Mass shootings, taking place most recently in schools (the STEM school in Colorado) and places of worship (the New Zealand mosque), is an issue that captures the nation’s attention. Such a frequency of these shootings raises anxiety and alarm, but it can also lead to a sense of powerlessness in the face of a constant news cycle of violence. Research suggests that we are quick to grow “numb” with exposure to violence in the news—and that this desensitization leads to a vicious cycle: as our emotional sensitivity decreases, a tendency toward committing acts of violence goes up.  

Such a frequency of these shootings raises anxiety and alarm, but it can also lead to a sense of powerlessness in the face of a constant news cycle of violence.”

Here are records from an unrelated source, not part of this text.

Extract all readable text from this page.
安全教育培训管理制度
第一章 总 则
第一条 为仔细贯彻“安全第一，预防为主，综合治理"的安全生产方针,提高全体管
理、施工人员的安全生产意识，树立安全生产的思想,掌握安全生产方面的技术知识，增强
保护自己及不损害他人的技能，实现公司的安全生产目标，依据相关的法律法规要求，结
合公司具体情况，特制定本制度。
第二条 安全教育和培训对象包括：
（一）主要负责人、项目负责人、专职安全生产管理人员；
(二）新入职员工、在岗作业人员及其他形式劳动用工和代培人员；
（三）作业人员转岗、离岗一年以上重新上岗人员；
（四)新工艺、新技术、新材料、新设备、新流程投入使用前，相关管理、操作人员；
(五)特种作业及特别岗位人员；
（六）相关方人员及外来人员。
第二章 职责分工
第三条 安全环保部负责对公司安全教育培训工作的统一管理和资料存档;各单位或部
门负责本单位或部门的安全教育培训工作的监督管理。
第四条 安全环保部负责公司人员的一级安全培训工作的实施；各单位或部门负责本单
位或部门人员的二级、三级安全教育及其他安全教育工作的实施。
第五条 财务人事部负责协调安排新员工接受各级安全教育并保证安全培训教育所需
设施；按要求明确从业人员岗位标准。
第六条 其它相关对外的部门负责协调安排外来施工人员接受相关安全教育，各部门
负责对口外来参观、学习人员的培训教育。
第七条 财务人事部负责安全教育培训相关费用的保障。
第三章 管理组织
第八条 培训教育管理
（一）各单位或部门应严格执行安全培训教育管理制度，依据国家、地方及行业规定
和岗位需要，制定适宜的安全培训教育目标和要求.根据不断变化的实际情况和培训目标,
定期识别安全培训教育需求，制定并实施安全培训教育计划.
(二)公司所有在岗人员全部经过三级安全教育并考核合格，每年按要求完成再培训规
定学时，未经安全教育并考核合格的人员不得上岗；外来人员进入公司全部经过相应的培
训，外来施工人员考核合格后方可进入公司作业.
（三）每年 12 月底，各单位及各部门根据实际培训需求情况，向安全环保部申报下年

However, with the recent incidents of students fighting back against active shooters—instead of running away or hiding—it can be argued that we are “fed up” with school shootings as a society. In early May, University of North Carolina student Riley Howell sacrificed himself by tackling the gunman on campus, leading to fewer casualties. Kendrick Castillo, a student at the STEM School in Colorado, portrayed similar bravery when he rushed the shooter to save his classmates. This kind of heroic reaction towards violence proves to be a stark contrast to the national response, which follows a predictable pattern: shock gives way to condolences and political statements calling for increased gun control. Now, it appears that students are resisting the familiar school shooter narrative by fighting back.

Policy changes at SPA also mirror the national conversation, which is evident in the new discussions around lockdown drills. In advisory meetings, students were given prompts on possible crisis scenarios—such as a student collapsing in class or a chemical spill in the lab—and discussed the best steps of action. Rather than sitting locked in a room with the blinds closed, this new lockdown “drill” makes the issue of school shootings seem more “real” and tangible. And rather than be frozen if a school shooter situation occurred at SPA, this conversation helps students choose active actions rather than succumbing to fear.

School shootings are an overwhelming issue, but if students at SPA focus on ways they could be an active and moral asset in such situations, then we can make a step in overcoming the desensitization that plagues the country.